Participants were encouraged to remove their outerwear whilst underground, and to act "normally"
Despite a cold snap across much of the northern world, users of public transit systems in a number of cities took off their trousers for No Pants Day.
The event, which began in New York City in 2002, sees participants with bare legs mingling with other passengers.
Organisers Improv Everywhere say 3,000 people took part in New York with more in 43 other cities in 16 countries.
The group says its mission is to cause "scenes of chaos and joy in public places".
Participants were told to meet at a designated train station fully clothed before boarding and removing their trousers.
People are urged to keep a straight face, act normally and not acknowledge other people without trousers.
'Feeling of freedom'
One of the organisers in Washington, DC, said "there's not really any point or any cause" to the event.

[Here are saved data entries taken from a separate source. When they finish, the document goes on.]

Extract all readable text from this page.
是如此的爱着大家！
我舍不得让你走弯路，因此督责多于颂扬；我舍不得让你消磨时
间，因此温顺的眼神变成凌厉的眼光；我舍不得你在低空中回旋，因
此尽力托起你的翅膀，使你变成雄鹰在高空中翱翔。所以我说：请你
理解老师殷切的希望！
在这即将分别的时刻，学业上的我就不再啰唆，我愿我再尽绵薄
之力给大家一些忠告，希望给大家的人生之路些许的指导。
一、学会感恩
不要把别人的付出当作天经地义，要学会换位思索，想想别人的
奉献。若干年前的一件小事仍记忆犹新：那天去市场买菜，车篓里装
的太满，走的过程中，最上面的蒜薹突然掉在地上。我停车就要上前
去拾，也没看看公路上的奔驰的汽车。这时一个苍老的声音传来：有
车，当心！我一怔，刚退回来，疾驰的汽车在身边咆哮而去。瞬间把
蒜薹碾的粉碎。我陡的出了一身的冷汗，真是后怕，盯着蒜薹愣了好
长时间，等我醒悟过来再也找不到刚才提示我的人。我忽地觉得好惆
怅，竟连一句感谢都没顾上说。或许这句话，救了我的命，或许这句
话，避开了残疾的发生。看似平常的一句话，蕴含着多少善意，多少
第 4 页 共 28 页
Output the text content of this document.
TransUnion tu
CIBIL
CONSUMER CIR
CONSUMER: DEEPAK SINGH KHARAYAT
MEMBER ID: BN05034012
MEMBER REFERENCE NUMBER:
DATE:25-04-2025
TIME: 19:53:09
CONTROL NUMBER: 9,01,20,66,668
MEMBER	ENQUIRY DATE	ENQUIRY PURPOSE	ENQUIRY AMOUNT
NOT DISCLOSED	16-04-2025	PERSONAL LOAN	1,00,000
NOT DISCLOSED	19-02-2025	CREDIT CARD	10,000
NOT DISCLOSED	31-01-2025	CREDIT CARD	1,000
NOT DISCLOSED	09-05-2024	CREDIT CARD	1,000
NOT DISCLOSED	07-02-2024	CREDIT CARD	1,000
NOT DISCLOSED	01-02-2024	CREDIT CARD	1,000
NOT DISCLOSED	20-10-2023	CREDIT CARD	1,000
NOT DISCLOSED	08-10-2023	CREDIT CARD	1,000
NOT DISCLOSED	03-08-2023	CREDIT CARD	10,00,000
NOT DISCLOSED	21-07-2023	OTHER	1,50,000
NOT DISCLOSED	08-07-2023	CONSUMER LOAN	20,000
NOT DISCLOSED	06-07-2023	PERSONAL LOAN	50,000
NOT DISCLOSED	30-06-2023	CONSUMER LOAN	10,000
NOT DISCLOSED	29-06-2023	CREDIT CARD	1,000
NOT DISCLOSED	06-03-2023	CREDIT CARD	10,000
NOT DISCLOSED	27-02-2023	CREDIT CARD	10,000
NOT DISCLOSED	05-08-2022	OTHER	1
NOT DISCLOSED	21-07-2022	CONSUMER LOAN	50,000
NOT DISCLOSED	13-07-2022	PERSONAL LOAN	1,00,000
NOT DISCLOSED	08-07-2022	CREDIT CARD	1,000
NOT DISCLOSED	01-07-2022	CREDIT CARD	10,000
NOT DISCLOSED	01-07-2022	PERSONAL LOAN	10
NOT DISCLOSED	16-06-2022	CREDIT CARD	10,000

"We're just trying to put smiles on people's faces," Bruce Witzenburg told the Washington Post.
With temperatures hovering around freezing in Edmonton, Canada, participant Sarah Jackson said she felt liberated by the event.
"People you know look around, they're curious and interested and for some reason I feel incredibly comfortable in my underwear on the LRT," she told CTV News.
On its website, Improv Everywhere said groups from Adelaide, Australia, to Zurich, Switzerland had organised their own No Pants Subway Rides.